El video le ha dado la vuelta al mundo: un asaltante poco avispado se sube a un colectivo que circulaba por la carretera México-Texcoco y exige a los pasajeros que le entreguen sus pertenencias. El asunto, sin embargo, le sale mal: la combi arranca y deja fuera a su cómplice armado. Las víctimas se percatan de la situación, someten al ladrón y proceden a propinarle una golpiza de campeonato. Tras varios minutos de tunda inmisericorde, el individuo, desnudo e inconsciente, es arrojado del vehículo.
La escena parece casi de película y ha capturado la atención del país. No se trata, sin embargo, de un hecho poco frecuente. En enero de este año, un presunto ladrón fue molido a golpes por los pasajeros de un microbús en la avenida Ignacio Zaragoza de la Ciudad de México. Le fue peor a una persona que, en mayo de 2019, intentó robar a los pasajeros de un autobús en Puebla: allí lo agarraron a tubazos. En julio de 2018, una mujer y un hombre se subieron a asaltar en una unidad de transporte en Iztapalapa. El hombre escapó, pero la mujer fue alcanzada por los pasajeros y golpeada salvajemente.
Estos actos de venganza tumultuaria no son los únicos ejemplos de justicia por propia mano en nuestro país. De tarde en tarde, aparecen historias de presuntos vengadores anónimos que impiden a balazos un robo o cobran a balazos agravios por presuntos delincuentes. Por otra parte, los linchamientos de supuestos ladrones o secuestradores son escena común en muchas localidades tanto urbanas como rurales. En el extremo, hay grupos armados de autodefensa (sobre todo en estados como Michoacán y Guerrero) que han sustituido por entero a las instituciones formales en la función de policía.
Esto debería de preocuparnos. La justicia por propia mano puede acabar mal de mil maneras distintas. En el incidente de la combi, el asaltante podría haber ido armado con cuchillo o pistola, generando una confrontación con consecuencias letales. O sus cómplices podrían haber alcanzado al vehículo y repelido a balazos a los pasajeros. O, en circunstancias ligeramente distintas (en un paradero, por ejemplo), las víctimas enfurecidas podrían equivocarse de persona y acabar linchando a alguien ajeno a los hechos. Esto último no es una preocupación hipotética: hace algunos años, unos encuestadores del INEGI estuvieron cerca de ser asesinados en una comunidad rural de Puebla al ser acusados (falsamente) de secuestrar niños.

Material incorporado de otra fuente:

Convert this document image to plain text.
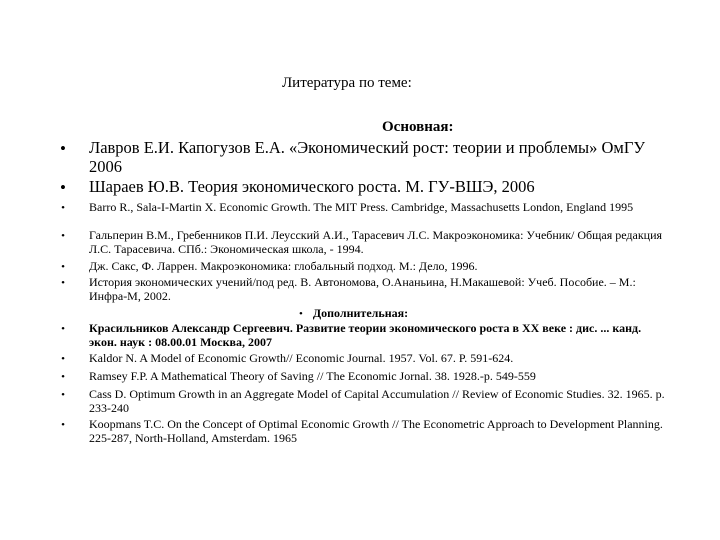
Литература по теме:
Основная:
• Лавров Е.И. Капогузов Е.А. «Экономический рост: теории и проблемы» ОмГУ 2006
• Шараев Ю.В. Теория экономического роста. М. ГУ-ВШЭ, 2006
•	Barro R., Sala-I-Martin X. Economic Growth. The MIT Press. Cambridge, Massachusetts London, England 1995
•	Гальперин В.М., Гребенников П.И. Леусский А.И., Тарасевич Л.С. Макроэкономика: Учебник/ Общая редакция Л.С. Тарасевича. СПб.: Экономическая школа, - 1994.
•	Дж. Сакс, Ф. Ларрен. Макроэкономика: глобальный подход. М.: Дело, 1996.
•	История экономических учений/под ред. В. Автономова, О.Ананьина, Н.Макашевой: Учеб. Пособие. – М.: Инфра-М, 2002.
• Дополнительная:
•	Красильников Александр Сергеевич. Развитие теории экономического роста в XX веке : дис. ... канд. экон. наук : 08.00.01 Москва, 2007
•	Kaldor N. A Model of Economic Growth// Economic Journal. 1957. Vol. 67. P. 591-624.
•	Ramsey F.P. A Mathematical Theory of Saving // The Economic Jornal. 38. 1928.-p. 549-559
•	Cass D. Optimum Growth in an Aggregate Model of Capital Accumulation // Review of Economic Studies. 32. 1965. p. 233-240
•	Koopmans T.C. On the Concept of Optimal Economic Growth // The Econometric Approach to Development Planning. 225-287, North-Holland, Amsterdam. 1965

No podemos celebrar lo ocurrido en esa combi. No podemos aplaudir la venganza. No podemos ver con buenos ojos que una turba muela a golpes a una persona, así se trate de un asaltante, un asesino o un violador. No podemos adoptar la ley del talión como código ético, así sea por imperativo categórico o por cálculo egoísta: no sabemos si algún día no seremos nosotros, por la razón que sea, el objeto de la furia incontrolada de una multitud.
Pero, dicho lo anterior, hechos como los de la combi se van a seguir multiplicando mientras el Estado no cumpla con su responsabilidad. Hay gente dispuesta a propinar una golpiza brutal a asaltantes en un microbús (y mucha más dispuesta a aplaudir el acto) porque las autoridades han hecho poco o nada para evitar los robos, a veces violentísimos, en el transporte público. Hay personas listas para matar a golpes a presuntos secuestradores porque no hay a la redonda ningún agente del Estado para protegerlas del secuestro.
Entonces, si se quiere evitar que multitudes enfurecidas se cobren agravios reales o imaginarios, es indispensable que las instituciones funcionen como deben.
Algo nos debe de quedar claro: mientras no haya justicia, se van a seguir multiplicando los actos de furia y venganza.